Is there a way to specify a section of the long data string? Some data will be repetitive (such as payment status) and i won't want to change all the data in the string (would String tokenizer work?)

But you will have to specify a condition inside your function, and each time your function will be called you will have to check for that condition. If met you will have to stop calling function any further now. But usually, this would be something you would like to avoid because of the function overhead each time function is called plus personally, I think it will be difficult to maintain

Function overhead just mean extra memory right? In that case if I use an if else statement that only call the method when an error occurs, overhead shouldn't be a problem, right?

Is there a way to specify a section of the long data string? Some data will be repetitive (such as payment status) and i won't want to change all the data in the string (would String tokenizer work?)

You will have to take care that only the intended string gets replaced. for ex. You will have something say a name associated with payment status so you will want to edit only that payment status which corresponds to that name

Function overhead just mean extra memory right? In that case if I use an if else statement that only call the method when an error occurs, overhead shouldn't be a problem, right?

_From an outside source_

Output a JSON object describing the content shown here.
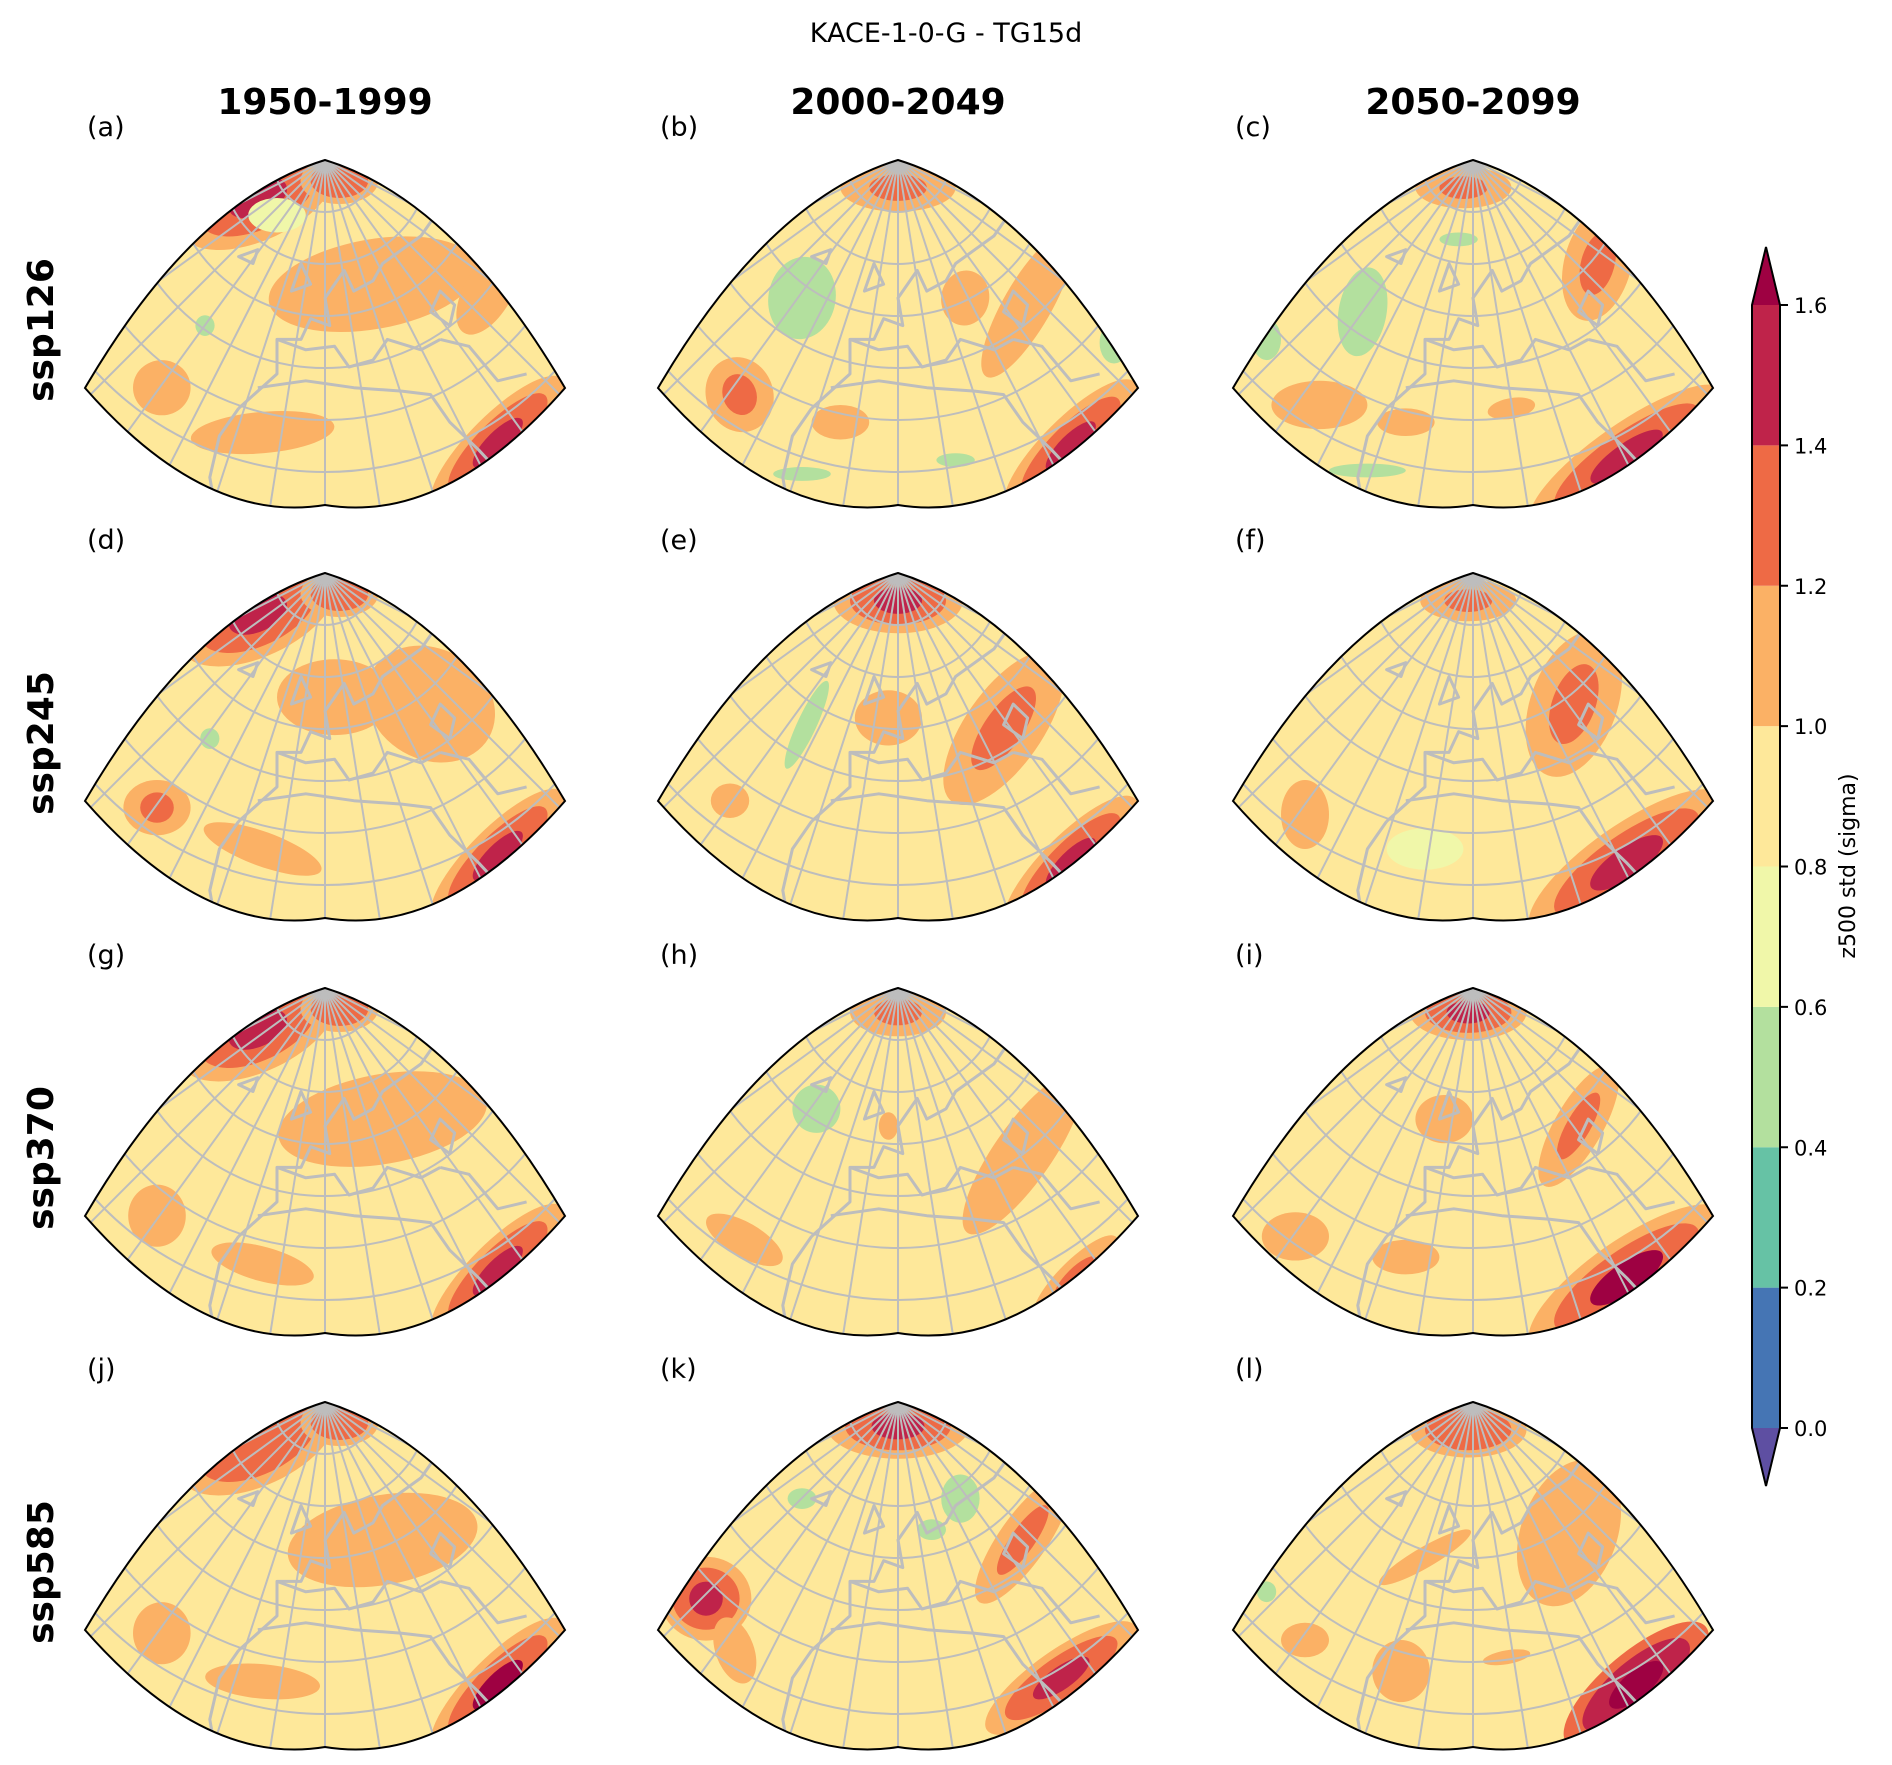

Its not just extra memory. Check on the web you will get a lot of resources that would list out to you disadvantages of using recursive functions and cases where using them is suitable

Depending on where you are going next with this, it may be a good idea to stop for a moment and think design. It sounds like you have a class that represents an Account, a Collection that holds multiple Accounts, and a text file that contains the data for all those accounts. Now you are looking at updating the text file, but not utilising much of what you know about its structure.
Why start with two methods. One to write the whole file form the Collection, and one to read the whole file and re-create the Collection of Accounts in memory. You're going to need them both sooner or later anyway.
Now doing an update is very clean - read the file, loop through the Collection updating Accounts as needed, re-write the file.
This also means that if you change the file format later (eg to add more info, or use XMLEncoder to write it all as an XML file with one line of code) you have just 2 methods to change, and you update code won't be affected at all.